# Can I bring this to the exam?



## gipper (Apr 13, 2007)

This is probably a stupid question... is it permissible to bring a straight-edge (like a plastic triangle or ruler) into the exam? I didn't see it on the list of prohibited items in my addmission packet.


----------



## ktulu (Apr 13, 2007)

Don't see why not. I normally use a credit card, staff ID card as a straightedge...


----------



## JohnNevets (Apr 14, 2007)

Gip,

I know in WI you can ( I think it might even be on the can bring list, but I could be worng), and they can be very helpfull. Of course you got the usual uses, but they also work as a good place holder in books, since you cant use loose paper. I actually used a protractor, and one of the guys I worked with used a triangle, what ever works for you.

Hope that helps.

John


----------



## Ritchie503 (Apr 14, 2007)

Somewhere I read that a 'Clear 6" Plastic Ruler' is allowed, not sure where I found that but I do have it printed at the office, I will find it on Monday for you. I do plan to bring a ruler (closest that the office store had to clear is a see thru purple). I am in an ELSES state, not sure if you are... I guess it may matter.


----------



## singlespeed (Apr 14, 2007)

In general - Yes. Some states perhaps not.

I bought a little kit from Meijer (like a Walmart, Canadian tire, etc. - a store that has "everything") with two small triangles, a 6" ruler, and a protractor for about $4. The worst that could happen is the proctor confiscates it and you're out $4.


----------



## gipper (Apr 14, 2007)

Thanks for the answers everyone! I am in an ELSES state... I do have a clear 6" plastic ruler with a little protractor at the end - sounds like that might be okay.


----------



## MEinNC (Apr 15, 2007)

I used a 12" plastic ruler in NC with no problems.


----------



## Guest (Apr 16, 2007)

I am with SS on this one - I brought a similar kit with 6" ruler, two small triangles and a protractor. I STRONGLY recommend having more than one straight edge. I was able to use those straight edges to hold my place on tabulated data in my references.

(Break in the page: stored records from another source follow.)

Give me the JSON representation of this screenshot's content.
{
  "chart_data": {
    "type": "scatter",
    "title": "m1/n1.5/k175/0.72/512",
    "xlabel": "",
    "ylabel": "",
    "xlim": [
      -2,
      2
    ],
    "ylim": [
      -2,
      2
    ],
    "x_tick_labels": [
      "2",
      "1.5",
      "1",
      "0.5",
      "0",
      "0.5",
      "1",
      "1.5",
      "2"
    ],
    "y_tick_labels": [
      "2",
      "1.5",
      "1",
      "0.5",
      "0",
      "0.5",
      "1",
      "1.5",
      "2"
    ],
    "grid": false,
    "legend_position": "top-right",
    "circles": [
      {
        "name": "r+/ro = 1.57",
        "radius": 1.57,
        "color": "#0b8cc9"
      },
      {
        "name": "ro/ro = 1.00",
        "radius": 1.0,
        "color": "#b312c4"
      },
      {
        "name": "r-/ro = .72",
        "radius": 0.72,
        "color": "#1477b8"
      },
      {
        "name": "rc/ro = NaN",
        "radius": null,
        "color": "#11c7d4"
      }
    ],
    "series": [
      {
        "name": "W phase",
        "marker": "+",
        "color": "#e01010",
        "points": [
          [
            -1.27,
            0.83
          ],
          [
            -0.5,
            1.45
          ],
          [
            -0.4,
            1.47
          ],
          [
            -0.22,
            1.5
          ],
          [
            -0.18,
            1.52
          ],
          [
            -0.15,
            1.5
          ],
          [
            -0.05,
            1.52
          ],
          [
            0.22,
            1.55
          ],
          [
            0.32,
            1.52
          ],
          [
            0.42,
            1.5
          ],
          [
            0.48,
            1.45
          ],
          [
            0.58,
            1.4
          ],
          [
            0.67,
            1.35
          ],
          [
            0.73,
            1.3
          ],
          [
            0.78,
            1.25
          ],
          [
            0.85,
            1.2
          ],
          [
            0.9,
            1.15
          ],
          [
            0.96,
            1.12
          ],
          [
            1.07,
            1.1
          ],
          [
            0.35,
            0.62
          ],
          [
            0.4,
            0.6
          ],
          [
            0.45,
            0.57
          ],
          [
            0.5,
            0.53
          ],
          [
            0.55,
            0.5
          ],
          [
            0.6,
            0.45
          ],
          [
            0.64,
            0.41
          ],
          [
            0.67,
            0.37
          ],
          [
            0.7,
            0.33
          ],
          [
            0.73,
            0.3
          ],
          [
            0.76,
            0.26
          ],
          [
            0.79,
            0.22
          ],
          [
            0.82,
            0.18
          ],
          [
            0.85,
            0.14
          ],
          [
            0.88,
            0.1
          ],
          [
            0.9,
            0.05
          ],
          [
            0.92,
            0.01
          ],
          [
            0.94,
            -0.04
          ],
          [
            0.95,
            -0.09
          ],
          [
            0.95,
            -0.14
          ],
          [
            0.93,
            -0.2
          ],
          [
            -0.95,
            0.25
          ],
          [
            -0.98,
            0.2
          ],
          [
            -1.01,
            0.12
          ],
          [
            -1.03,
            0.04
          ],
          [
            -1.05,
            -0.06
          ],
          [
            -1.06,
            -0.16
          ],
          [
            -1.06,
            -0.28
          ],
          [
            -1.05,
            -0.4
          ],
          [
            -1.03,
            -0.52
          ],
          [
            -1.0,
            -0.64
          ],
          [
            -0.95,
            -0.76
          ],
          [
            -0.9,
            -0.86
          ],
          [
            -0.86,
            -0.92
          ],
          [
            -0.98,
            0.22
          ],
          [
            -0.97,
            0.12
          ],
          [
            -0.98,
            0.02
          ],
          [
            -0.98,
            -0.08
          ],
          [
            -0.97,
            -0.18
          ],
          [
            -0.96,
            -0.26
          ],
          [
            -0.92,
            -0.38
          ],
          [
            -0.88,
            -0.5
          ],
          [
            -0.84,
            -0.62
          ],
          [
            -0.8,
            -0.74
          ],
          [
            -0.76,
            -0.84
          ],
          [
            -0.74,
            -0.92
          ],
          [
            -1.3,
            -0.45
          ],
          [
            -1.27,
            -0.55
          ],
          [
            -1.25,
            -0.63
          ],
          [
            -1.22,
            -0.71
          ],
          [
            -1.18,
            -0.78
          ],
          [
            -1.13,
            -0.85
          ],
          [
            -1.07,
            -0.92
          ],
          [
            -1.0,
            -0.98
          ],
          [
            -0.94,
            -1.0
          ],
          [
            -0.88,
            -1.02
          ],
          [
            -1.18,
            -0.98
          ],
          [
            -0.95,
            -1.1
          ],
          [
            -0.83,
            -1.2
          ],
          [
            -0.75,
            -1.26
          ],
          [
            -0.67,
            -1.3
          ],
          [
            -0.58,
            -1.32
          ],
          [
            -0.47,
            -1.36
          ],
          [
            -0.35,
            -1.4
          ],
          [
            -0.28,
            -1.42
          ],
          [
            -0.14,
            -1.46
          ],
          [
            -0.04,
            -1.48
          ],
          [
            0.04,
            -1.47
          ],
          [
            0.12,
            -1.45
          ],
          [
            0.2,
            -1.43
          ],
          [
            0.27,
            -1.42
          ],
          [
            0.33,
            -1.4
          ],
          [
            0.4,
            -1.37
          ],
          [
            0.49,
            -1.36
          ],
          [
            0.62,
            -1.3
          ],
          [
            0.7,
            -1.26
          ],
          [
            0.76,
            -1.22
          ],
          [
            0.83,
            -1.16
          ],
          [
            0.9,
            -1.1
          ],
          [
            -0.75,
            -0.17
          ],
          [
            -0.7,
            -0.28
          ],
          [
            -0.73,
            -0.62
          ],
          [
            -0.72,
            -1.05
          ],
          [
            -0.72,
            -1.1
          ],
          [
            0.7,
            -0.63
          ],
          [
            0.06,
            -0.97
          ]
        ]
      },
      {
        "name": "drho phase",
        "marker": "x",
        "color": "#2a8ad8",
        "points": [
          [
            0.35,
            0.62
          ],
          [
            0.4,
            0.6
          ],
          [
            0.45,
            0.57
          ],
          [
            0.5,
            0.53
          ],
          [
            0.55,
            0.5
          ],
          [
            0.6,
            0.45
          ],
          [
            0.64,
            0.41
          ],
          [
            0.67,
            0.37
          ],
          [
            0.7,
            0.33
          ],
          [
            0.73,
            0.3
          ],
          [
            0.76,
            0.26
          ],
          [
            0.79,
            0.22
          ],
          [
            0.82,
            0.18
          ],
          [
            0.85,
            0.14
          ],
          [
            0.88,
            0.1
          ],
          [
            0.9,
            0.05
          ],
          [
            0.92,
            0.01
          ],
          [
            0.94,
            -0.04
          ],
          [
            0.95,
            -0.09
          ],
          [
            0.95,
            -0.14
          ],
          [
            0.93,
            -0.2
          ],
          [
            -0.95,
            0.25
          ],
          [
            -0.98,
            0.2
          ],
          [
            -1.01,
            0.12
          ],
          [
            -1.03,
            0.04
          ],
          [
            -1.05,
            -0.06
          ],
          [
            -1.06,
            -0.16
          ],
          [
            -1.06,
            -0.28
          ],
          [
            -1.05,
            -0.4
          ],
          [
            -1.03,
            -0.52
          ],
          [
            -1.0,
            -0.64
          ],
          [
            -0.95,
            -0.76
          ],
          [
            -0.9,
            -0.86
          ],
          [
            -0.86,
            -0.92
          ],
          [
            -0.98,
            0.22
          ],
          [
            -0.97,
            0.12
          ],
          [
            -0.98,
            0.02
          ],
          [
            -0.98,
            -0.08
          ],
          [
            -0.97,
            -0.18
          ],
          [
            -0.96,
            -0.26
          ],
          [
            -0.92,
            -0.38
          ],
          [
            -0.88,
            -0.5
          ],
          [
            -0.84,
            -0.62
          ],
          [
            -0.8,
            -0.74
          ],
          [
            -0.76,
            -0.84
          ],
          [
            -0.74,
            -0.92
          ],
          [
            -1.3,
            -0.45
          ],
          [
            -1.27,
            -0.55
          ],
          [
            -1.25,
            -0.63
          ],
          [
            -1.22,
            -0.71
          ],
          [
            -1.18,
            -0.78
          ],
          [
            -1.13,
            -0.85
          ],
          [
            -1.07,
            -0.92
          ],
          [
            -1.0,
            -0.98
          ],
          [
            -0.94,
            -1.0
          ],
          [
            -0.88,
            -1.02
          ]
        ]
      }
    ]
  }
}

The proctors are trained to look for people marking in texts and you do NOT want to find yourself in that sort of unecessary mess.

JR


----------



## Ritchie503 (Apr 16, 2007)

It is right on the ELSES site at

http://www.els-examreg.org/registration_info.php#reference

and does state "you may also bring a 6-inch, clear plastic straightedge if you wish."

I agree that a protractor could help too, I am going to get one for the test... if they take it away on me its only a couple bucks, don’t think they will. JR I am with you that the proctors are looking for people trying to take exam questions/information from the exam room, or for candidates sharing information in the exam room. Protractor could have come in handy when I was using the psychometric chart.


----------



## kevo_55 (Apr 16, 2007)

I have used and again plan to use (2) solid white rulers and (1) orange (semi-clear) rulers in the exam.

They make great bookmarks!


----------



## civilsid (Apr 24, 2007)

Just for the record-

I brought my engineers scale with me and nobody cared. Believe it or not some of the drawings that say NTS are actually perfectly laid in at 50 scale...


----------



## RIP - VTEnviro (Apr 24, 2007)

I had one with me as well. It's light and can't hurt to have.


----------



## bigray76 (Apr 24, 2007)

I actually called the NJ board who referred me to the EES. The EES told me that rulers, protractors, and scales were prohibited in NJ - so I didn't bother to bring one. The guy who shared a table with me had two scales, three triangles, two protractors, and a number of small plastic rulers.

I just used the cover of one of my books to line up what I needed.

-Ray


----------